4. Frequency. There shall be no limit on the number or frequency of audits that may be conducted under this Section.

5. Records Retention. The Receiving Party shall retain all records relevant to this Agreement for a period of seven (7) years following termination, or such longer period as may be required by law or regulation, and shall make such records available for audit throughout the retention period.

6. Immediate Remediation. Upon identification of any deficiency through audit or examination:

(a) The Receiving Party shall immediately cease any activity contributing to the deficiency;
(b) The Receiving Party shall implement a remediation plan approved by the Disclosing Party within fifteen (15) days;
(c) The Disclosing Party may suspend performance or terminate this Agreement if deficiencies are not cured to its satisfaction;
(d) The Receiving Party shall bear all costs of remediation.
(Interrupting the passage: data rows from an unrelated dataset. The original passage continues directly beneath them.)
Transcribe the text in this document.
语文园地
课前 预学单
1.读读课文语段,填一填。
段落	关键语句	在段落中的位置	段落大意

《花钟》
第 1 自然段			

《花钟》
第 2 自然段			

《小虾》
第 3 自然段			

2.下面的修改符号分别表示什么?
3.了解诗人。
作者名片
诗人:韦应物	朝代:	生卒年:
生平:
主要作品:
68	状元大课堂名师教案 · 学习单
7. Subcontractor Flow-Down. The Receiving Party shall ensure that all subcontractors and fourth parties are bound by audit provisions equivalent to this Section.
Receiving Party Favor: Reasonable audit rights that meet regulatory requirements while protecting the service provider from excessive burdens. Includes limitations on frequency, scope, and cost allocation.
REGULATORY EXAMINATION AND AUDIT RIGHTS

1. Audit Rights. Subject to the limitations set forth herein, the Disclosing Party may conduct audits of the Receiving Party's records and operations relating directly to services provided under this Agreement and the handling of Confidential Information.

2. Audit Procedures and Limitations.

(a) Notice: The Disclosing Party shall provide at least forty-five (45) days' prior written notice of any audit, specifying the scope, duration, and purpose.
(b) Frequency: Audits may be conducted no more than once per calendar year.
(c) Duration: On-site audits shall not exceed five (5) business days without the Receiving Party's consent.
(d) Scope: Audits shall be limited to records and systems directly related to the Disclosing Party's data and services; the Receiving Party shall not be required to disclose information relating to other customers, proprietary methodologies, or trade secrets.
(e) Timing: Audits shall be conducted during normal business hours and shall not unreasonably interfere with the Receiving Party's operations.
(f) Personnel: The Disclosing Party shall identify audit personnel in advance; the Receiving Party may object to any individual with a conflict of interest.

3. Third-Party Reports. The Receiving Party shall make available, upon request:

(a) SOC 1 and SOC 2 Type II audit reports;
(b) PCI-DSS attestation of compliance (if applicable);
(c) ISO 27001 certification (if maintained);
(d) Results of penetration testing (summary form).

The Disclosing Party agrees that receipt of satisfactory third-party reports shall satisfy the Disclosing Party's audit rights for the applicable period, absent specific concerns identified in writing.

4. Regulatory Examinations. The Receiving Party acknowledges that the Disclosing Party is subject to regulatory examination and agrees to:

(a) Permit examination by regulatory authorities having jurisdiction over the Disclosing Party, upon reasonable notice and subject to applicable legal requirements;
(b) Cooperate with regulatory examinations to the extent required by law;
(c) Provide information to regulators through the Disclosing Party where permitted.

The Receiving Party reserves the right to assert any applicable legal privileges or protections in regulatory proceedings, subject to applicable law.

5. Cost Allocation.

(a) The Disclosing Party shall bear the costs of its audits, including auditor fees, travel, and related expenses.
(b) The Receiving Party shall bear only its own internal personnel costs in facilitating audits.
(c) If an audit reveals a material breach by the Receiving Party, the Receiving Party shall reimburse the Disclosing Party's reasonable audit costs.

6. Confidentiality of Audit Information. All information obtained through audits shall be treated as Confidential Information of the Receiving Party and shall not be disclosed to third parties except as required by law or regulation.

7. Remediation. If an audit identifies deficiencies, the parties shall work together in good faith to develop an appropriate remediation plan with reasonable timelines based on the nature and severity of the deficiency.